La procureure a demandé, à la stupéfaction générale, une peine d’application immédiate, qui ne serait pas suspendue par l’appel que Marine Le Pen va bien sûr interjeter. Le risque est dès lors grand de se voir, pour cinq ans, éliminée de la vie politique. Autant pousser le camp présidentiel dans ses retranchements d’ici là, histoire aussi d’impressionner les juges.
Le chaos, arme dangereuse
Le problème, pour le RN, est que ce parti national-populiste n’a pas grand-chose à gagner dans ce chaos. Pour l’heure, sa force est au contraire d’apparaître comme une formation devenue sérieuse, respectueuse des institutions, et pragmatique devant les réalités financières. A l’inverse, la France Insoumise (LFI) toujours dirigée par Jean-Luc Mélenchon s’est installée dans un rôle de parti quasi-révolutionnaire, prêt à tout renverser.

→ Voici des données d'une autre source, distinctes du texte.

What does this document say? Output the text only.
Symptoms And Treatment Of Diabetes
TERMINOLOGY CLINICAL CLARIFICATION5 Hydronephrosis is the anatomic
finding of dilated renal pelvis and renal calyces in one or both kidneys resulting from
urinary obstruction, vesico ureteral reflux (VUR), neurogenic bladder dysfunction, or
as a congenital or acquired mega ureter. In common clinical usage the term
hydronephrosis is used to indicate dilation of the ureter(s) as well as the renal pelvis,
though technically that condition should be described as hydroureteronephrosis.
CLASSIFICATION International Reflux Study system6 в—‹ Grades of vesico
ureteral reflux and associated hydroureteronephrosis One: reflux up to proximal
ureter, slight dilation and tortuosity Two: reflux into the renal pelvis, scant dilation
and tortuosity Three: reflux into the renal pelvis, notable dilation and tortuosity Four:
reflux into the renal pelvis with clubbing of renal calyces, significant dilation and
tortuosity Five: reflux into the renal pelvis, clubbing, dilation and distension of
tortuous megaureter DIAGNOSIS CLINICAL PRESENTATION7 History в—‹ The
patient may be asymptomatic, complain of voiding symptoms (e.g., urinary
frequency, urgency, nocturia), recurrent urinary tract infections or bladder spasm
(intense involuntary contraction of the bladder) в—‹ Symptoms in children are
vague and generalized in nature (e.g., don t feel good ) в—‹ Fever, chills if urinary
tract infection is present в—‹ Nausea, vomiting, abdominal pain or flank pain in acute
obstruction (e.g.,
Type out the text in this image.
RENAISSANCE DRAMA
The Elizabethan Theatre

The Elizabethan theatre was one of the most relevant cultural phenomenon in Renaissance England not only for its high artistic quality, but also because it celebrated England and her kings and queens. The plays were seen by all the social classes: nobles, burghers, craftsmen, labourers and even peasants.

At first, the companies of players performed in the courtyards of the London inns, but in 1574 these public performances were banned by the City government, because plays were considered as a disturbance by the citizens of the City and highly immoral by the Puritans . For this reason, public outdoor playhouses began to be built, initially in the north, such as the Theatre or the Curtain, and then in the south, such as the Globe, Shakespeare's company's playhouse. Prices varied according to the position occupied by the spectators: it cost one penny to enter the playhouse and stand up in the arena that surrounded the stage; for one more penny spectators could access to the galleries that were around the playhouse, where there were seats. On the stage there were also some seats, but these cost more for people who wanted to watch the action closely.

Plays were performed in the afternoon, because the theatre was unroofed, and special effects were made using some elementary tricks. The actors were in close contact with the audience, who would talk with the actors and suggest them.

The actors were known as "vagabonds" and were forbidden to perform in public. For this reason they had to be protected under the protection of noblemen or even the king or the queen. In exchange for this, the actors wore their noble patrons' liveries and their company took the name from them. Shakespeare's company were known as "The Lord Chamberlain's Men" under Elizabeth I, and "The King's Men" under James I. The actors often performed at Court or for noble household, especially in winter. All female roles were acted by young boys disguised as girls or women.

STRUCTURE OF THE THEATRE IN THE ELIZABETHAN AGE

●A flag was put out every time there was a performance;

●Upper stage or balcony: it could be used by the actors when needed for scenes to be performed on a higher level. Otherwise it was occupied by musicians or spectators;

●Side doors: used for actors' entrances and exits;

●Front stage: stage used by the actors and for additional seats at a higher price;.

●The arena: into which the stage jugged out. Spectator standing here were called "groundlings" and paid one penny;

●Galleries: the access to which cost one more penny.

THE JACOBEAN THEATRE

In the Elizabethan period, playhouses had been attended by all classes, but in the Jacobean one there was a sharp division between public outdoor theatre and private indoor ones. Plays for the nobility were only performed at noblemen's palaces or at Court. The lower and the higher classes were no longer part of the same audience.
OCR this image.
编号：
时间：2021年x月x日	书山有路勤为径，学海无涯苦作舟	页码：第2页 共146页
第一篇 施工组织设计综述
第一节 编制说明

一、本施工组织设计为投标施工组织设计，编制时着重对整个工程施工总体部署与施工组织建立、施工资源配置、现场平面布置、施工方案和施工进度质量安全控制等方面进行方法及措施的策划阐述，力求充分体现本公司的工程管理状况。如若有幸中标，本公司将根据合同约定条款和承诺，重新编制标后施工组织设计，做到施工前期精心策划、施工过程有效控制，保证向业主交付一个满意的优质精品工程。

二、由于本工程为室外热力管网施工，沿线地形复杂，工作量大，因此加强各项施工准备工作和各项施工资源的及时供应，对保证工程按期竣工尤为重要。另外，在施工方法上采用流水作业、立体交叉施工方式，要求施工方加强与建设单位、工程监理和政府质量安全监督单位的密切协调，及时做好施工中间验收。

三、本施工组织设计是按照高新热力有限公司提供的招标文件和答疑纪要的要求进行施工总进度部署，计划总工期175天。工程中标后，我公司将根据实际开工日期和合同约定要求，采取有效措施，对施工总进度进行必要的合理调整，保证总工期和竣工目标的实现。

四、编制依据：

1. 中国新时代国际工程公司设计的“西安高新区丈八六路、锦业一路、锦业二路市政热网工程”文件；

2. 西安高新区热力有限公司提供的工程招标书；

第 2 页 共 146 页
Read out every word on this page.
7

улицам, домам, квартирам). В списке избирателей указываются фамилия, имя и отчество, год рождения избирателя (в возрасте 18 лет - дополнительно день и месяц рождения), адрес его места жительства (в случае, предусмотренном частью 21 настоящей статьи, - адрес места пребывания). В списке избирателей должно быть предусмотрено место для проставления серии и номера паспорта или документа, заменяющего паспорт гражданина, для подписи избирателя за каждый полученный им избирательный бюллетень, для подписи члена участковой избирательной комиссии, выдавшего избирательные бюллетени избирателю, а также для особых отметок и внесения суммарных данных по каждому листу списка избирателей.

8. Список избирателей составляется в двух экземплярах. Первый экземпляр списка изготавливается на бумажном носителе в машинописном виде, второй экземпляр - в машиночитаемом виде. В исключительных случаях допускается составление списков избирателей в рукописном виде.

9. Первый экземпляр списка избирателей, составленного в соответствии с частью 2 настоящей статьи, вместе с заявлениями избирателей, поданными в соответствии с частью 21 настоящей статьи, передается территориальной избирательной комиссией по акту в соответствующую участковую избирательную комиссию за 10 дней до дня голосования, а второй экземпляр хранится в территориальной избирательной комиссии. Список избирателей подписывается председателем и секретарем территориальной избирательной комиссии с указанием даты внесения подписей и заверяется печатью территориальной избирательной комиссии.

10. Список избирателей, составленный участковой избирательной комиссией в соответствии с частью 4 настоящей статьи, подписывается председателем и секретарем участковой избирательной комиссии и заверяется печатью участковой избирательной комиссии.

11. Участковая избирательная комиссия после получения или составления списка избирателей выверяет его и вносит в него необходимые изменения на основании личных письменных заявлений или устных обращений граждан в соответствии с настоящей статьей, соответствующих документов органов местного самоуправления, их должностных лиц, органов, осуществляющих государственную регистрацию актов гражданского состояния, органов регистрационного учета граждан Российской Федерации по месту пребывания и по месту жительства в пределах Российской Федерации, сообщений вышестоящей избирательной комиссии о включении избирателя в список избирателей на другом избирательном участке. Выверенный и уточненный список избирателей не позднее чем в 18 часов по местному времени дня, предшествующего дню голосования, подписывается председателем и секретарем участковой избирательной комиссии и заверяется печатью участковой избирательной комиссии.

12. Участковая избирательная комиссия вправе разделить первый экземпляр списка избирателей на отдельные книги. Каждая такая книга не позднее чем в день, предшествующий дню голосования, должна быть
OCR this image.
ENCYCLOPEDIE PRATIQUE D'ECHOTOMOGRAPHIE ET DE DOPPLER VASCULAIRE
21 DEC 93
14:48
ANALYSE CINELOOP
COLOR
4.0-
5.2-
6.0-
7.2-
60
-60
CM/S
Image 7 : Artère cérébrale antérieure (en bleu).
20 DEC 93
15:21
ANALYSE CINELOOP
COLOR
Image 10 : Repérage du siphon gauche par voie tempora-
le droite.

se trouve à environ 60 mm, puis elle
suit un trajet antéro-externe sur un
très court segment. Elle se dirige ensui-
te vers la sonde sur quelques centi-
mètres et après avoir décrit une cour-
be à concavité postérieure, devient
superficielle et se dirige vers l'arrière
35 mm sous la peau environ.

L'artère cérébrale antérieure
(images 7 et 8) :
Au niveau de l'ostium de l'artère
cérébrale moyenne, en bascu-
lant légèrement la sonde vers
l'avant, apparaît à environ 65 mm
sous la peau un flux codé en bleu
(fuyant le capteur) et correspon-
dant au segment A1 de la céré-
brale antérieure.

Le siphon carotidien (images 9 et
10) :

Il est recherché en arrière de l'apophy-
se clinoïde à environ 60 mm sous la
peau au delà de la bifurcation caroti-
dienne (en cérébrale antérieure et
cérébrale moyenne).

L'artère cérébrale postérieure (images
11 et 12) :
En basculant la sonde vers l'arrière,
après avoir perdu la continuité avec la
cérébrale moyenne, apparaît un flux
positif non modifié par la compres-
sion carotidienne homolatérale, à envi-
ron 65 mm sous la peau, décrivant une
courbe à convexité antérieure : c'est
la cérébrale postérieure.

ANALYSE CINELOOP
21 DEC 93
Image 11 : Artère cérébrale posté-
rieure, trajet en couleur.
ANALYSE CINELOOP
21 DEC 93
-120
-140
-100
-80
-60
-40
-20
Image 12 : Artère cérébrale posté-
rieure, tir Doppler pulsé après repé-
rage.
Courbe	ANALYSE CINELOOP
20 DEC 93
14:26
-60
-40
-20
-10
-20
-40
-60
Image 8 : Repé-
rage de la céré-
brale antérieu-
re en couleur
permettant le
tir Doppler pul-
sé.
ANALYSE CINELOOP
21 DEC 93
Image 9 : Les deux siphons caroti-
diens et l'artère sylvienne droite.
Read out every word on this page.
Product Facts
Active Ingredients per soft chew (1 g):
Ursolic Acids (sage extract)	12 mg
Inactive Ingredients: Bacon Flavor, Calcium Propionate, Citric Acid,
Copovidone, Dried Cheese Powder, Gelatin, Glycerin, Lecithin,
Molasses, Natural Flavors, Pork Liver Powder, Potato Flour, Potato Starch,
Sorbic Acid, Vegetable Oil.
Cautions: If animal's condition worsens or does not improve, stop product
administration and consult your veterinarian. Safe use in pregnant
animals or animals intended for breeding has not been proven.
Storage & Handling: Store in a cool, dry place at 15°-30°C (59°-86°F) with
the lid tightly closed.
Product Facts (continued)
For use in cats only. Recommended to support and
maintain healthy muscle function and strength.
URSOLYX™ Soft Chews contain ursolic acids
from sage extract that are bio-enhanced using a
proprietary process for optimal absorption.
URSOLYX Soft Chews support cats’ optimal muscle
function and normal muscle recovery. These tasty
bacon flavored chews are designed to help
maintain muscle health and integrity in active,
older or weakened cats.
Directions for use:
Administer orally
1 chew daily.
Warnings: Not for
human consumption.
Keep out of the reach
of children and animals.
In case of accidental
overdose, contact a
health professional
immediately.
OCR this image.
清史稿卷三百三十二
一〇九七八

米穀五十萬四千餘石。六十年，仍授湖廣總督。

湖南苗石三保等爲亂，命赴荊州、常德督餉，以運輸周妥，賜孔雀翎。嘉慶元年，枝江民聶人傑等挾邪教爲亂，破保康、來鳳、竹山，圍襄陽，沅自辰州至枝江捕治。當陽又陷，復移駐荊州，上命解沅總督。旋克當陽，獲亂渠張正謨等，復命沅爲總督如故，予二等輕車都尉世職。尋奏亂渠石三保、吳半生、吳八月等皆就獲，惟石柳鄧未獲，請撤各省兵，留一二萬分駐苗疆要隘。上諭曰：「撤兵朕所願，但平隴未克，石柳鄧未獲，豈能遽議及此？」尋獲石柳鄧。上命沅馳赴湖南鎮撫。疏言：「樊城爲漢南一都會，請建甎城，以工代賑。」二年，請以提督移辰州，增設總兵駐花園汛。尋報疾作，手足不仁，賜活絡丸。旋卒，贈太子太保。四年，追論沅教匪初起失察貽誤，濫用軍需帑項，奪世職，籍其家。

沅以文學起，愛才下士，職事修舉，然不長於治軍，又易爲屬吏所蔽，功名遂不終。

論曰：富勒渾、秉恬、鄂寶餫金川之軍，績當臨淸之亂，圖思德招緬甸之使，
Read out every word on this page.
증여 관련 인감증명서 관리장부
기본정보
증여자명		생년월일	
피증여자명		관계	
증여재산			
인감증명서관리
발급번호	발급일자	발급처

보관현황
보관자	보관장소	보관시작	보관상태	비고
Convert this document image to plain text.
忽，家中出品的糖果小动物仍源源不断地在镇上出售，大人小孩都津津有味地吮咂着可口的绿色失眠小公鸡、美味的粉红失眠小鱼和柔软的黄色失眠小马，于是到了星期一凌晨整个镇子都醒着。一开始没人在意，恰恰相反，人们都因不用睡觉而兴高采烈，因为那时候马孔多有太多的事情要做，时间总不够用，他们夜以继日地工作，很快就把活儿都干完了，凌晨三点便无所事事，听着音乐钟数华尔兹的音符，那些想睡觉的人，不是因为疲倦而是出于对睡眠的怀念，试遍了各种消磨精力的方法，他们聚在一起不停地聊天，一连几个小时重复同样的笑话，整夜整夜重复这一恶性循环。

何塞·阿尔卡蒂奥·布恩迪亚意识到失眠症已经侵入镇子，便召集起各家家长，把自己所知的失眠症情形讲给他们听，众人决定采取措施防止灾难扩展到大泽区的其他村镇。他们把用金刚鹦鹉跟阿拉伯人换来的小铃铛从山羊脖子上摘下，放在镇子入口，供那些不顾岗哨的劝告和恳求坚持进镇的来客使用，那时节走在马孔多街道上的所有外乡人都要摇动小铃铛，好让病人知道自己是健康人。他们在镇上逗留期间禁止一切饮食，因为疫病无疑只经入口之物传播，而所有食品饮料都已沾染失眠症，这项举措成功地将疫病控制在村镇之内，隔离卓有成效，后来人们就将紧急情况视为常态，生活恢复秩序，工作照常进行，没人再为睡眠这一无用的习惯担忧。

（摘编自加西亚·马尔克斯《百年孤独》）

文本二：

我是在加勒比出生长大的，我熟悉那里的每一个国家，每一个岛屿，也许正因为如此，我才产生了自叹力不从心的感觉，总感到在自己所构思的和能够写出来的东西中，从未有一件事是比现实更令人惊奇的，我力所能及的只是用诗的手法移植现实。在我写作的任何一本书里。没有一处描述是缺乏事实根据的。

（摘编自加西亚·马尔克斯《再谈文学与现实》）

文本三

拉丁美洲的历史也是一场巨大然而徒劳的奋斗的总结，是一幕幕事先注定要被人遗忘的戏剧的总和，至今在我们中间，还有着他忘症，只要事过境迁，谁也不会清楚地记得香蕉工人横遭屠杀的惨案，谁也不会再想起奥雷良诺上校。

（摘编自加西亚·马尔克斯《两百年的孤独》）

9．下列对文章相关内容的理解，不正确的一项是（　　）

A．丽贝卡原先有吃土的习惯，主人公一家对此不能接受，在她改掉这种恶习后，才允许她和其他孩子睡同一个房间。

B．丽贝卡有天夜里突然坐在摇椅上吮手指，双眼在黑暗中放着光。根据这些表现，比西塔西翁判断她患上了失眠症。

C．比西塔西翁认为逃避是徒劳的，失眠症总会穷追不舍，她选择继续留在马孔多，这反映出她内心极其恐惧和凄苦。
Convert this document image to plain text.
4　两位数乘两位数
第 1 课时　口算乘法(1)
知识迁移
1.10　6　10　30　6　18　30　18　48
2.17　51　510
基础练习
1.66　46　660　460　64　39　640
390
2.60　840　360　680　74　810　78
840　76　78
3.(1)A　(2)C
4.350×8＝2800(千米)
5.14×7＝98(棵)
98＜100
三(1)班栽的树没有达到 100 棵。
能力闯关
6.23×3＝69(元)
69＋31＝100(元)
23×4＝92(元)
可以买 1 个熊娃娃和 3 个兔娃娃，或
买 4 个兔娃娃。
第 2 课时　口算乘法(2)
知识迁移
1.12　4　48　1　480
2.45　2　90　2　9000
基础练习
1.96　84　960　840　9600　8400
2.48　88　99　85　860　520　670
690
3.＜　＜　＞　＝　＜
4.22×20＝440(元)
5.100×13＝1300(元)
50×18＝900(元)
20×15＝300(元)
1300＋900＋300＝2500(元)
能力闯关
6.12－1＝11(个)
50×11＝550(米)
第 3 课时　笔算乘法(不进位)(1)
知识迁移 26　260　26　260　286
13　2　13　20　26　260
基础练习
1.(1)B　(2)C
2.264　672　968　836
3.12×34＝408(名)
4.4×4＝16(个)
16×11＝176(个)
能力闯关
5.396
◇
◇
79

Associer les députés du RN à ceux de LFI présente donc un sacré risque: celui d’être aussitôt dénoncé par Emmanuel Macron comme un front du refus aux revendications sociales irrationnelles, obsédé par la seule quête du pouvoir, alors que le pays est confronté à une dette publique de plus de 3000 milliards, soit 113% de son produit intérieur brut. Dette, il est vrai, considérablement accrue sous la présidence… Macron.
Le pari de Marine Le Pen, en décidant de faire tomber le gouvernement du tenace septuagénaire Michel Barnier, sera donc de faire comprendre aux Français qu’elle les défend en provoquant une crise institutionnelle majeure dont elle ne peut pas pronostiquer l’issue. Le président de la République peut, en effet, soit renommer Michel Barnier (au risque d’une nouvelle motion de censure), soit opter pour un gouvernement «technique» qui reconduira le budget 2024, comme le prévoit la constitution. Le Parlement sera alors réduit au silence.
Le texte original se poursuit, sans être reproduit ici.